驚くべきスウェーデンのキャッシュレス事情

[公開日:2019/01/23]
筆者: 渋谷店

 

今、日本を含め世界中でスマホ決済やクレジットカード等を使って支払いをする消費者が増加しています。

 

ニューヨークタイムズが伝えるところによれば、中国やアジア諸国ではスマホ片手のモバイル決済が日常化し、ヨーロッパでは現金を使うのは5人に1人と言われ、ベルギー、デンマーク、ノルウェーではデビットカードやクレジットカードの利用者数が過去最高となっています。

とりわけ、スウェーデンの若者はキャッシュレス化の先頭に立っています。

経済活動で現金が使われる割合は、ヨーロッパで10%、米国で8%ですが、スウェーデンでは僅か1%にすぎません。

 

2010年に、スウェーデン国内で現金を使用する人の割合は40%でしたが、2017年は10人に1(10%)程度に減少しました。
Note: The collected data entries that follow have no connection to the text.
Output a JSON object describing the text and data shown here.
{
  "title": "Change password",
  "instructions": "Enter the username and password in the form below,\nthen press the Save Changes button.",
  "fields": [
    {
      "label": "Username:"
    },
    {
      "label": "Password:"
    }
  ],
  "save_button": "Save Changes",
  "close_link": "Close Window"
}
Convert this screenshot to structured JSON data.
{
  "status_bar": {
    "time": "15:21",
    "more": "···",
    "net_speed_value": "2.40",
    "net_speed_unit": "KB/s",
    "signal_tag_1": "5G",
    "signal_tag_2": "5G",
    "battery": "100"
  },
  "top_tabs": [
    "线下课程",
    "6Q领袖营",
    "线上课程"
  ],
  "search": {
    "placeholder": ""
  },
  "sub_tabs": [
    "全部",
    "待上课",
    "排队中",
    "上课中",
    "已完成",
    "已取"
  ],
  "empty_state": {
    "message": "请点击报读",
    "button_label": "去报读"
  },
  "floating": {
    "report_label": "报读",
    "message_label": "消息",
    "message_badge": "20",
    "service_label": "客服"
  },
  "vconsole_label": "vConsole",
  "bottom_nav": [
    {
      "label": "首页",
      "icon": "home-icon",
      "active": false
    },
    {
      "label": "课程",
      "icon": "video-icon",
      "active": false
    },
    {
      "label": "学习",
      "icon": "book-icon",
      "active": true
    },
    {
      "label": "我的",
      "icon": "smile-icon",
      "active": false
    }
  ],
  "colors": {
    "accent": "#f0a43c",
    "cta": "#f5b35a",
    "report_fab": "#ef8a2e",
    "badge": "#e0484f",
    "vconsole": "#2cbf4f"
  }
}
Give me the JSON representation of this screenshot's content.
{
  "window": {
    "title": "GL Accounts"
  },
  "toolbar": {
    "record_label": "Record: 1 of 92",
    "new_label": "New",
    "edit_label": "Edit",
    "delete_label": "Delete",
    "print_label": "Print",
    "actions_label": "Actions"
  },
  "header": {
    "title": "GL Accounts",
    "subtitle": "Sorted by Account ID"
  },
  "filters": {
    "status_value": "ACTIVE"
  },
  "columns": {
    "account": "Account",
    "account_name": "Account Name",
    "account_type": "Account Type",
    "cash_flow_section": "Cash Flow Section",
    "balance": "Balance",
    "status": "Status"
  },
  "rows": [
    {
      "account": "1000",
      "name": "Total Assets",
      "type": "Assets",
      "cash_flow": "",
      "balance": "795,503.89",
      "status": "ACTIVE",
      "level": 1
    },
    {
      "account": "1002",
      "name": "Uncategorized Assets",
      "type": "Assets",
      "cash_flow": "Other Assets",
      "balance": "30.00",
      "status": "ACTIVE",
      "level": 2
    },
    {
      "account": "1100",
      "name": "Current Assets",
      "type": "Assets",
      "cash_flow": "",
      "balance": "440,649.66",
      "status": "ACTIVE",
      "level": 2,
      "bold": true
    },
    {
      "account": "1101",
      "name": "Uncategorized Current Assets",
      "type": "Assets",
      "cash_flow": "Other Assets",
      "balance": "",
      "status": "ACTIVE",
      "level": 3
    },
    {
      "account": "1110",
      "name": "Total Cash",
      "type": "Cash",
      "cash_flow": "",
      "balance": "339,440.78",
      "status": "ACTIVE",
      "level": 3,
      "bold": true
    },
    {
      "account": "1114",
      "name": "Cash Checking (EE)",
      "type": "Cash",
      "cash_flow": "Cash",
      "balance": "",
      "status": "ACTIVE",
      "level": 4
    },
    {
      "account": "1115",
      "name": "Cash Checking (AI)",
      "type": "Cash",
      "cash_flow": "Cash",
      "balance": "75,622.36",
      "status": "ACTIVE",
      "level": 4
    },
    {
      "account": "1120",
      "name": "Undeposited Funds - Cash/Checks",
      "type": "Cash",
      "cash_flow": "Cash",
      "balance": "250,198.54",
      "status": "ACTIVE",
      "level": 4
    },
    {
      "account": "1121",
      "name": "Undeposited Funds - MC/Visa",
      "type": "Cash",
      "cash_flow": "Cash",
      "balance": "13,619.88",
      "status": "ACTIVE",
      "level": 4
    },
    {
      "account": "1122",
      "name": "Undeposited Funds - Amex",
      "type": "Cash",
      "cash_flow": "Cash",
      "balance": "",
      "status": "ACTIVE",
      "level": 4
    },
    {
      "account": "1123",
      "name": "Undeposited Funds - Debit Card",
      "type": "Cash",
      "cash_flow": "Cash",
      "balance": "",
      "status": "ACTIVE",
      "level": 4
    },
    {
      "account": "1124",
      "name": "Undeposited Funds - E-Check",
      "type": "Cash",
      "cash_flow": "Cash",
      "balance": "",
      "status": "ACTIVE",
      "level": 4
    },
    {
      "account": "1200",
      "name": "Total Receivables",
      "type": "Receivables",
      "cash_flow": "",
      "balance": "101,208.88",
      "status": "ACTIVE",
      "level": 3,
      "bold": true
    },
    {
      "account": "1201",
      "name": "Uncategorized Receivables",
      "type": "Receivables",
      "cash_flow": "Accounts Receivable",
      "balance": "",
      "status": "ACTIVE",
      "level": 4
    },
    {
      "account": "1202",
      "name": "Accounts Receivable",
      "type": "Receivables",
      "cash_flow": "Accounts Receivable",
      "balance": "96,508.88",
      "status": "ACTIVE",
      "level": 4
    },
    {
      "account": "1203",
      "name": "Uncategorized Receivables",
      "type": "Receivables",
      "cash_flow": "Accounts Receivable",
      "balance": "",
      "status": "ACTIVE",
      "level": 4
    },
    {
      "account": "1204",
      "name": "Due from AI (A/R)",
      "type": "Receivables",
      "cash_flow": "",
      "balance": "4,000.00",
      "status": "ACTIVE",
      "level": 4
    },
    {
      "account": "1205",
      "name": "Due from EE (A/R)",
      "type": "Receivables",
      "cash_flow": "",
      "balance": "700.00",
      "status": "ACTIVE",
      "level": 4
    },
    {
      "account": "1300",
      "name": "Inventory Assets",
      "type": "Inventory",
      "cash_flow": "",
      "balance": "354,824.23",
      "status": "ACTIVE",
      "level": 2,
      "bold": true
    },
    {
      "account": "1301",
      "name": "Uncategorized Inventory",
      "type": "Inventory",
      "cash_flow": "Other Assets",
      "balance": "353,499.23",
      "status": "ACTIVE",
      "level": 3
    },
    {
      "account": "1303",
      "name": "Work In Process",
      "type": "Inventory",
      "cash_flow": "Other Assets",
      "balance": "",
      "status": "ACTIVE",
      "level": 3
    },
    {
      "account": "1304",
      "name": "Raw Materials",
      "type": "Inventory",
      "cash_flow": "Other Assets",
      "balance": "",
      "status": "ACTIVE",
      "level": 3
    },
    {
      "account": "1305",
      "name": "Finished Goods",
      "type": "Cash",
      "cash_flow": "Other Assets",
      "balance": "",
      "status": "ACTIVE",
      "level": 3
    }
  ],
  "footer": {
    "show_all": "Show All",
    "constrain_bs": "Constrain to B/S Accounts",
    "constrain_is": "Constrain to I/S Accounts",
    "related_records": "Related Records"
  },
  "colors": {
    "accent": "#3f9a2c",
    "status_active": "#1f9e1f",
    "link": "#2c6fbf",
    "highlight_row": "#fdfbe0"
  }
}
未だ、スウェーデンのほとんどの業者が紙幣や硬貨を受けつけてはいますが、すでに現金が使えない店も増え始めているようです。

 

 

現金関連の作業に業務時間の15%を消費

 

首都ストックホルムから北へ約160キロにあるイェブレのイケアでは、支払いに現金が使われる割合が1%未満であった事から、実験的に現金を扱わないキャッシュレス方式を採用したところ、現金を数える等の作業に、業務時間の15%を費やしていた事がわかったと言います。

 

上級支配人のパトリック・ブーステイン氏によると、キャッシュレス化の試みで商品販売フロアの従業員の仕事が楽になったと言います。

 

来店客のうち、現金でしか支払えない人は1,000人に1.2人の割合で、多くはカフェテリアで小銭を使う傾向にあったため、イケアは、カフェで現金を使おうとする客に「無料券」を配っているそうです。それほど、現金で支払われることで消費する労働力が無駄ということでしょう。

 

キャッシュレス弱者の問題もある

もちろん全てのスウェーデン人が、急速なキャッシュレス化に付いて行ける訳ではありませんし、その急速さに異論を唱える人もいます。

 

消費者団体によれば、多くの退職者(つまり高齢者)や移民、身体障害者の一部は、キャッシュレス化の波に取り残され、不利な状況に置かれていると言います。

 

また、キャッシュレス化の進行は、国家が何世紀にも渡って築き上げてきた「最高保証人」としての役割を、「商業銀行」に譲る事にもなり兼ねないとの懸念もあり、「それが良い事なのか、悪いことなのか、成り行きに任せるのではなく、一度立ち止まって考えるべき」とする意見もあるようです。

 

日本はキャッシュレス後進国だが…

平成298月現在、総務省の統計によれば、日本のキャッシュレス決済の比率は18%に過ぎず、アメリカ41%、韓国54%、中国55%と比べて、大きく出遅れているのが実情です。

 

安倍政権は、「日本再興戦略」「未来投資戦略」や、2020年の東京オリンピック・パラリンピックを踏まえ、キャッシュレス比率のアップを推進していますが、現状は思うような成果は出ていないのが現状です。

 

2018年年末の、いわゆる「PayPay祭り」を契機に、スマホ決済・電子マネー各社のキャンペーンも活発化しており、多くの人の目がキャッシュレス化に向いてきたようにも思えます。

 

今後の日本のキャッシュレス化はどのような進化・変貌をみせるのでしょうか。